The tales of a 30 something gay stand-up comic living in NYC who is searching for his soul mate or soul...which ever comes first.

Sunday, April 04, 2004

Can I Ride This Roller Coaster?


So in the past few weeks I've been a bit on the cryptic side regarding a certain person that has been whispering sweet somethings to me. He has called me just because, and the funny thing is that he has called me just when I was hoping for a phone call from him. It's this weird psychic connection we have going. He's called when I needed a phone call, and even sent daily e-mails to my work address. He's so sweet, and these last couple of weeks have been incredible. So why am I nervous, nay...terrified? Well we've never met in person, and he lives 3000 miles away. He understands the nature of the business I am in, and today I admitted one of my current greatest fears to him, regarding something that happened last night. Before him I had only really admitted this fear to one other person in Cleveland. Jeff, and he didn't really care since it didn't involve him.

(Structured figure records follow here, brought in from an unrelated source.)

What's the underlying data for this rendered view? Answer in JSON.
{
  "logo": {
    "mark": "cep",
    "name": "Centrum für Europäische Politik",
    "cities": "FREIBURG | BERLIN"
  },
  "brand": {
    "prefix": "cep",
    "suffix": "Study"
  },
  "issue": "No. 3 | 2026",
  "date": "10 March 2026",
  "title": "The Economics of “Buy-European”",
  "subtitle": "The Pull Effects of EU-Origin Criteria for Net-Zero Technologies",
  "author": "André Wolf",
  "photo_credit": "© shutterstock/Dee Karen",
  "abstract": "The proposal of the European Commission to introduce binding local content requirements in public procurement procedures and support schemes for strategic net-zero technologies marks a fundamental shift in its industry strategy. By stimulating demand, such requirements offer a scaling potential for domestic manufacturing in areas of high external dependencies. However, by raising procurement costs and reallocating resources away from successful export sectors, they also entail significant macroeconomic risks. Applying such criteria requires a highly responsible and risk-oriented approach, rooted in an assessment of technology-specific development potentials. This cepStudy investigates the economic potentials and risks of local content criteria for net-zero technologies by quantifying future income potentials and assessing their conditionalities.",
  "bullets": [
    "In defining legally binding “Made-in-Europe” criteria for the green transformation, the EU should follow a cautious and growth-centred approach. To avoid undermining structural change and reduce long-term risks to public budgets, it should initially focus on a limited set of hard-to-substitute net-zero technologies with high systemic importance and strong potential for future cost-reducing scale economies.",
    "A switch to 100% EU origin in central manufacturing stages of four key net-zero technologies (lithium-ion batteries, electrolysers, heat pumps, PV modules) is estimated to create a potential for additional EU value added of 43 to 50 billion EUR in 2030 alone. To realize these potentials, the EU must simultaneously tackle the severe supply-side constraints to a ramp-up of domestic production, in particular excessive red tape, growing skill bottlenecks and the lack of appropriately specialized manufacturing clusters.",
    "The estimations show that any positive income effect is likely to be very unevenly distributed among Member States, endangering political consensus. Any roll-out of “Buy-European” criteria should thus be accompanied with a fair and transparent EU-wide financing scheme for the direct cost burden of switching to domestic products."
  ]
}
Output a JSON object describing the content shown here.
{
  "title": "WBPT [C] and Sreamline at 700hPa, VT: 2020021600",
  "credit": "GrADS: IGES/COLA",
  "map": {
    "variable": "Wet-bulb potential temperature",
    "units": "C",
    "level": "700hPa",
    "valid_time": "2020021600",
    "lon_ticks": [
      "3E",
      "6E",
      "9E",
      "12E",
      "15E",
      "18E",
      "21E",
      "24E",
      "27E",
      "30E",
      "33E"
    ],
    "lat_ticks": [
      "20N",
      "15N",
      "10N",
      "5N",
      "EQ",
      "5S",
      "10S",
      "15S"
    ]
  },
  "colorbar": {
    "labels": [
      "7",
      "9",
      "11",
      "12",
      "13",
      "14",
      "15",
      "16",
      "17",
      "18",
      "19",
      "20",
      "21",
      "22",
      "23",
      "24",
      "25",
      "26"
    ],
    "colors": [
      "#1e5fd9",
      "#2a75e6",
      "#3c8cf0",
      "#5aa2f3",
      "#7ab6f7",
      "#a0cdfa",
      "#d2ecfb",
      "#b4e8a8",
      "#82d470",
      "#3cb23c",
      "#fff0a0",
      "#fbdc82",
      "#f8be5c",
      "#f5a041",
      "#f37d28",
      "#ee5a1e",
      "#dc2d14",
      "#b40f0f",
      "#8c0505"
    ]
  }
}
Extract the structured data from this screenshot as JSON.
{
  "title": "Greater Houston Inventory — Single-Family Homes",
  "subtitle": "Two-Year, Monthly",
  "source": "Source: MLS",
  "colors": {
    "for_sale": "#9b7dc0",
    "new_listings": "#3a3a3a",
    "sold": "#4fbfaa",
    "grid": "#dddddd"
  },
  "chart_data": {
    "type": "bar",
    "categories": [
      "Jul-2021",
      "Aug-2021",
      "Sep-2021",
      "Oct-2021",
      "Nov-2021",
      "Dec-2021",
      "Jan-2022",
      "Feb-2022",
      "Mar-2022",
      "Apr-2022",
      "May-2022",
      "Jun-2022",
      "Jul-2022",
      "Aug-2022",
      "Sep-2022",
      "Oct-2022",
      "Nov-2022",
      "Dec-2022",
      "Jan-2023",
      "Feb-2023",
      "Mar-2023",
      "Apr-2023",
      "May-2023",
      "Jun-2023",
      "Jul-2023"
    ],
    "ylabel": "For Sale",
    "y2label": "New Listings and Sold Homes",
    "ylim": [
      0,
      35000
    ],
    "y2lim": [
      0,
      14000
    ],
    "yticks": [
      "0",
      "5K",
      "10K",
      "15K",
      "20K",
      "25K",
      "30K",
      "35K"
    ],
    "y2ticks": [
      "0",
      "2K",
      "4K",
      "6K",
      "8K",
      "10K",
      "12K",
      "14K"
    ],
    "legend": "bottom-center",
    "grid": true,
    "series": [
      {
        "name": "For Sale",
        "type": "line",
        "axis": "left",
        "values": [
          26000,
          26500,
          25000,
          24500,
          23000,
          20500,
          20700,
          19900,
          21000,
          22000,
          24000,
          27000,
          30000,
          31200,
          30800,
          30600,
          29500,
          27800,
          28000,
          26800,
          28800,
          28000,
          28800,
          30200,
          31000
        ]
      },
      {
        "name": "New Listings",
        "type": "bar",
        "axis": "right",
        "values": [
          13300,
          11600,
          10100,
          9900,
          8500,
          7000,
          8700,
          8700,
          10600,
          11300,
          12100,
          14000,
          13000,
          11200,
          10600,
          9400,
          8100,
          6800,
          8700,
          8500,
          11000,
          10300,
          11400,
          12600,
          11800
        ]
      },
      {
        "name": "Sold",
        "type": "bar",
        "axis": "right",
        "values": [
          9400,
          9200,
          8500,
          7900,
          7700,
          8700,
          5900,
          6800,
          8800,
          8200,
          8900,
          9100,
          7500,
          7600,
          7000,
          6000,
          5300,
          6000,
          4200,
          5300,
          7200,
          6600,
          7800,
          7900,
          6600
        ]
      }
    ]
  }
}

"What was this fear" you ask? Well...it's kind of complicated. Don't ask me why I am feeling the need to share this with other people, except that by writing this out, I hope to take away some of the fear that controls me. Being a survivor of esophogeal cancer, I have significant scar tissue within my esophogus. This scar tissue is supposed to be checked every couple months by a doctor using an EGD test (Tube down the throat while I am sedated). With no real health insurance, I can't afford a $10,000 test done 4 times a year. So...I just hope for the best. Well this scar tissue causes difficulty in swallowing certain foods. Meat, starches (pasta and rice especially), thick liquids, and hot liquids. Usually I can control it by drinking a lot of water with my meals (think 8 glasses sometimes), which basically pushed the food down.

Well last night, I took a friend out for a special dinner to celebrate his birthday. At the restaurant, we were eating our meals (and I was chugging water like it was going out of style). Post dinner, I ordered a coffee, and unfortunately since I have to sip coffee, it was sticking going down. I suddenly realized the coffee was stuck pretty bad, and got up to go to the restroom. Long story short, I ended up up-chucking my dinner in the restroom. This just makes me mad for so many reasons...including that I really was mad that I wasted my money on a dinner I just up-chucked. What concerns me the most is that I could be ending my remission, and going back to an active cancer, which means some really bad news.

Well last night, he called me, and he could sense that something was wrong. I ended up telling him, and today he surprised me by saying he wished he could just kiss my throat better. Having someone, who even 3000 miles away, can make me feel that special is a shock to me. He is so special , and I look forward to hearing from him on future evenings, let alone meeting him in person.

So my head currently is a bundle of confusion between where my feelings are going with someone so far away physically, not to mention the fear of opening myself up to being vulnerable. Jeff was the last person I trusted implicitly, and his abuse created a new wall in my life. I rarely trust anyone now, and I second guess people's motives. This guy seems to be of an honorable motive, and I didn't think that existed anymore. That's what is making me the most scared. How the hell did I get on this roller coaster in the first place and why can't I just sit back and enjoy the ride?